Singapore wants ‘data protection by design’

By Nurfilzah Rohaidi

The Infocomm Media Development Authority is working on a guide to help industry to implement this concept across systems.

The Singapore Government wants companies to cultivate a “data protection by design” approach to managing data, Assistant Chief Executive Yeong Zee Kin of the Infocomm Media Development Authority (IMDA) of Singapore has told GovInsider.

Data management systems will be more secure and robust if they had been designed with data protection considerations in mind from the very start, Yeong explained.

“If after you've built the whole system, then you start putting in IT security requirements, it's more costly and it's never as effective,” he noted on the sidelines of the Gemalto Evolution 2018 conference on 12 April 2018 in Singapore.

The agency is creating an industry guide for data protection by design, he said, where the intent is to help companies implement this concept into their systems, processes, workflows, and even physical environment. “When we tried to look for more practical guides and documents, there aren't that many,” said Yeong.

“The guide will provide practical steps for IT managers to take their data protection obligations and build it them into the design of systems and processes,” he explained.

One way to look at it is to separate personal data from other company data, and store them on separate databases. “By breaking it up physically, you are able to implement different types of security,” Yeong explained. “This is the kind of thought process that the designer should go through early on.”

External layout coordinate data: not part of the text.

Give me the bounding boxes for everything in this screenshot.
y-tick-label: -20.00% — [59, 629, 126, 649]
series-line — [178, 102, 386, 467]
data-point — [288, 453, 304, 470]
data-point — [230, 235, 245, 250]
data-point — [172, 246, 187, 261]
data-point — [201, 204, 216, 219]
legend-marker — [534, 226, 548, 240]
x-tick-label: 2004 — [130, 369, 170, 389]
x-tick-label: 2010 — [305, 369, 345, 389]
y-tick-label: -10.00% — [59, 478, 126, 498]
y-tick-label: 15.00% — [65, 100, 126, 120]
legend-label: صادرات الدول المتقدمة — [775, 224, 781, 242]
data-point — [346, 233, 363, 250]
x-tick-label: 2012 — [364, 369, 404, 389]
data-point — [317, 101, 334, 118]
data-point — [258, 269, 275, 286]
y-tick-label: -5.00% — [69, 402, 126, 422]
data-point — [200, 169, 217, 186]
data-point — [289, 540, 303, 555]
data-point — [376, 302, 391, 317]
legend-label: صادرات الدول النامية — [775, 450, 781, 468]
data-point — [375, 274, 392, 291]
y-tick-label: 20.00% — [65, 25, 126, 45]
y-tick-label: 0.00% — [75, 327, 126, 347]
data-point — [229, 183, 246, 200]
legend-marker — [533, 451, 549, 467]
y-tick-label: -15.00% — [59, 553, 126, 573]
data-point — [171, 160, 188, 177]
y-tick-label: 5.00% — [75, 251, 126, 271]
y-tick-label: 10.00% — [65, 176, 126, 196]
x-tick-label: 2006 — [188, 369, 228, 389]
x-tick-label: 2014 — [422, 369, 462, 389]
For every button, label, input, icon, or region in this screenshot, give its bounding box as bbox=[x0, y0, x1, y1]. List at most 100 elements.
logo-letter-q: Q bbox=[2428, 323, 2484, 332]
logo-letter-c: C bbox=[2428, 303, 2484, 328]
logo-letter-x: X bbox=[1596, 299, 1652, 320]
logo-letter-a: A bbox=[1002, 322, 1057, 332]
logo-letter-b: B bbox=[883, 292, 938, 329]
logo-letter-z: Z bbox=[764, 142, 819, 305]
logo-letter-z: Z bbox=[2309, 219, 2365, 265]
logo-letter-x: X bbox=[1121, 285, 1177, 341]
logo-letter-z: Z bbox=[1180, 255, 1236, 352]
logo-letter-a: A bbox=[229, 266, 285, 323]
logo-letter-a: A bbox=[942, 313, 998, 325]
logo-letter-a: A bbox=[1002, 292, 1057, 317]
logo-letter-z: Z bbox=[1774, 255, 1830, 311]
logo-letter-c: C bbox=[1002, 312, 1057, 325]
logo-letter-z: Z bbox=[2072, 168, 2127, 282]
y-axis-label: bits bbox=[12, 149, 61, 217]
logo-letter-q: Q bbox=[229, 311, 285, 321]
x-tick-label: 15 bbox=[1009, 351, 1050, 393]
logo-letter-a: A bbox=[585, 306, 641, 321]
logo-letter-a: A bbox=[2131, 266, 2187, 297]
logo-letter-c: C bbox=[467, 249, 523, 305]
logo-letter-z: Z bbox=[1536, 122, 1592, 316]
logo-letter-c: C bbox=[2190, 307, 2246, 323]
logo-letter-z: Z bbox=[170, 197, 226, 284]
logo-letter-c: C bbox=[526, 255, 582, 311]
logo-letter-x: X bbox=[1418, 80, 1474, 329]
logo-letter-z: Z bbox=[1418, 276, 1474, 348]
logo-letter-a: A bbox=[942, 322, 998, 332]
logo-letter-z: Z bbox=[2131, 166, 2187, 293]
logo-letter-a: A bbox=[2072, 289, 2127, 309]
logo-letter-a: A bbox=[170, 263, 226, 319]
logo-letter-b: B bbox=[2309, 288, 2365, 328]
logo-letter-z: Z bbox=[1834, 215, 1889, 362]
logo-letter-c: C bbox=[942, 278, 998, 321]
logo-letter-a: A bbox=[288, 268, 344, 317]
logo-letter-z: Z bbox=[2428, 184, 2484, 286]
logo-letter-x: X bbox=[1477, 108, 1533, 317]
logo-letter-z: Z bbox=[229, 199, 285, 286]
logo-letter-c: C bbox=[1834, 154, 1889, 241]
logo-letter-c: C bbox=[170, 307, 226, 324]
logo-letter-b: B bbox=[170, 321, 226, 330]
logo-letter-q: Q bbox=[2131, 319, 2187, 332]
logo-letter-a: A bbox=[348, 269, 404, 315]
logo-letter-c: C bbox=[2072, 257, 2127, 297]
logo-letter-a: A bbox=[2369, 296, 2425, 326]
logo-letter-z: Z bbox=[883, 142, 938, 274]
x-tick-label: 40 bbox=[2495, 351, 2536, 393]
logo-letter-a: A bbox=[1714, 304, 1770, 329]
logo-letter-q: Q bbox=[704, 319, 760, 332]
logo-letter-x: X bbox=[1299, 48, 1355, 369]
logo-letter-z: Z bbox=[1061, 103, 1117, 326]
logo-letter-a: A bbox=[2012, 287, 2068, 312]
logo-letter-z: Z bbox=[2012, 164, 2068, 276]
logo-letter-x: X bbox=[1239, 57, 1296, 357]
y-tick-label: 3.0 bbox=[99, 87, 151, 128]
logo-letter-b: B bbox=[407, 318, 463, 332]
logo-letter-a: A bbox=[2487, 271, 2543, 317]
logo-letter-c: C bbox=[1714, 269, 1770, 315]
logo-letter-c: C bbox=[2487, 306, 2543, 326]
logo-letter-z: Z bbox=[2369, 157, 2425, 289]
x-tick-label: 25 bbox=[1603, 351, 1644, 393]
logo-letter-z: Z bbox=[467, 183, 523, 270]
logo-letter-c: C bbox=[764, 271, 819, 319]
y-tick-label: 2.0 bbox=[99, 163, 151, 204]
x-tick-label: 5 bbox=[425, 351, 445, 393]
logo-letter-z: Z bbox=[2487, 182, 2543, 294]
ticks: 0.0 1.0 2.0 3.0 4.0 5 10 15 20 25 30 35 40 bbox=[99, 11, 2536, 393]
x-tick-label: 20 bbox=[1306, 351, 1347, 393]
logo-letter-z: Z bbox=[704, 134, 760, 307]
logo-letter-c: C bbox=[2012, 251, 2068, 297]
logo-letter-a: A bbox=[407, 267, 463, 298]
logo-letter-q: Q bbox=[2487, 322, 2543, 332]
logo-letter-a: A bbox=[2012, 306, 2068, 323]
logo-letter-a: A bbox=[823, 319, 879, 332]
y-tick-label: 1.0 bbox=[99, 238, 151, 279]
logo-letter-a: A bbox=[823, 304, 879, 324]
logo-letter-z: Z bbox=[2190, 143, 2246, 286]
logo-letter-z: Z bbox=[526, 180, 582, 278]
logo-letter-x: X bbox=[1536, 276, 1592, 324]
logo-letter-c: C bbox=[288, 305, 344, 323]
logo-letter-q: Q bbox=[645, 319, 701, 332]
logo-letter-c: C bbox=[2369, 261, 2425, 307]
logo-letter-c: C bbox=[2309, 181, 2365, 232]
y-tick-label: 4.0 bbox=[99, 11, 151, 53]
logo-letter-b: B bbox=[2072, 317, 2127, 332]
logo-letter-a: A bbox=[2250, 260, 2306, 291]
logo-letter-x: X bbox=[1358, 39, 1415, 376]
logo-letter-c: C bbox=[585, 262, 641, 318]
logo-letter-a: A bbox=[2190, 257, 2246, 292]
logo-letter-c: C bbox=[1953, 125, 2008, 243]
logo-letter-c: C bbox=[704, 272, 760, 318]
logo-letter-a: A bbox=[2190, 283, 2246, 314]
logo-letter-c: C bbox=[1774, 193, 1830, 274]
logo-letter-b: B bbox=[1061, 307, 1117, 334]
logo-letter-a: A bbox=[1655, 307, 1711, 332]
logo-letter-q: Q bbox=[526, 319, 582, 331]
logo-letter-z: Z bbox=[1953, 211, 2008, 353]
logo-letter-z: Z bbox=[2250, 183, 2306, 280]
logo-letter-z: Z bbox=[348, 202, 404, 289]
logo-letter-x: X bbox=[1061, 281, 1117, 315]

Yeong is also the Deputy Commissioner of Singapore’s Personal Data Protection Commission, which administers and enforces the Personal Data Protection Act and supports industries in their bid to raise their standards of data protection. He believes this is crucial for Singapore’s continued boost for innovation within the digital economy, as consumers will only trust businesses and services when personal data is appropriately used and secured.

“We will be a trusted ecosystem when businesses can make use of data and consumers trust businesses with their personal data so that collectively, we are able to benefit from the new technology that we have,” said Yeong during his keynote speech at the summit.

IMDA is working closely with industry to figure out how to allow businesses to use personal data responsibly, with the intent to create new products, business models and services. Regulatory sandboxes are one way to do this, Chief Executive Tan Kiat How told GovInsider.

The European Union’s new data protection laws require companies to have “data protection by design and default”. Under the General Data Protection Regulation, companies must implement technical and organisational measures to protect users’ data.

The GDPR, which will come into effect next month, will affect businesses all over the world. As long as a company is collecting or using data from users within the EU, it will have to comply with the GDPR’s privacy standards.